Microsoft failed to fix InetMgr.exe autoelevation exploit. Looking on the fix they implemented it seems they do not understand the root of the problem.
InetMgr.exe from 14372 build.
Location: InetMgr.exe from system32\inetsrv folder.
General explanation:
http://www.kernelmode.info/forum/viewto ... 167#p27167
Core problem:
The folder system32\inetsrv\ is
EMPTY by default. But InetMgr whitelisted and it full path hardcoded inside APPINFO in
g_lpExemptedAutoApproveExes array
Code: Select all"System32\\Sysprep\\sysprep.exe"
"System32\\inetsrv\\InetMgr.exe"
and used in
AipInitializeSecureWindowsDirectories.
InetMgr is part of IIS (nobody from target audience is using).

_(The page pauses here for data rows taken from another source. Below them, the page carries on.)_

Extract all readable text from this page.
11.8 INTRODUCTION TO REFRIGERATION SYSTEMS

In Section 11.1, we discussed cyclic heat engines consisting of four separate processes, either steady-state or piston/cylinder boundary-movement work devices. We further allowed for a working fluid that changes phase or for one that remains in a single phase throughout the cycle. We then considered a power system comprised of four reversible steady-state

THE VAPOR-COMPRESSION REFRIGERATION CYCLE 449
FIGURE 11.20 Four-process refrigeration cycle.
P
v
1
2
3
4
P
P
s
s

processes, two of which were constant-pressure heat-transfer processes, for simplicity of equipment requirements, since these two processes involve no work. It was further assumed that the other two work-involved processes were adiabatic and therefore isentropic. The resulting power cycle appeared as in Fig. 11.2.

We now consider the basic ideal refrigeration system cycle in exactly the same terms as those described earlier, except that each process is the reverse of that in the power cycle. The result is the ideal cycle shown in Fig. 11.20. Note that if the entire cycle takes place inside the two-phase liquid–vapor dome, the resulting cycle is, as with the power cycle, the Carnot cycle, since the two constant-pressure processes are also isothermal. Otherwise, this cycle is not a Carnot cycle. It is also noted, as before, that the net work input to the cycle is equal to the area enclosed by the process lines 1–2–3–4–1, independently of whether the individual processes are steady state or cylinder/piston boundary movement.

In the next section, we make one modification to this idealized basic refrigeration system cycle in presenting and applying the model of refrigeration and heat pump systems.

This file and rest of IIS installed only by user request as additional Windows component. So most of the time this folder is EMPTY.
As you see above on screenshot, MS hardcoded loading of one dll, so InetMgr will always load it from the given path. From EMPTY directory. Why?
InetMgr.exe component is compressed in DCS (Win10, DCN for win8/8.1) container format (see
https://github.com/hfiref0x/SXSEXP winsxs files expander) and stored in WinSxS folder. Nothing is preventing attacker from extracting it from there (or using copy) and moving it to the inetsrv directory (which will be empty by default). Next attacker will place there malicious dlls and do usual dll hijacking, and even use dll from that "fix". This is exactly what method 19 of uacme is doing.
There should be no simple way to write to this folder or InetMgr should not be auto-elevated.
Update:
as rinn suggested this fix is cumulative with sysprep fix of uacme #17, when MS expected similar technique to be used with InetMgr as target.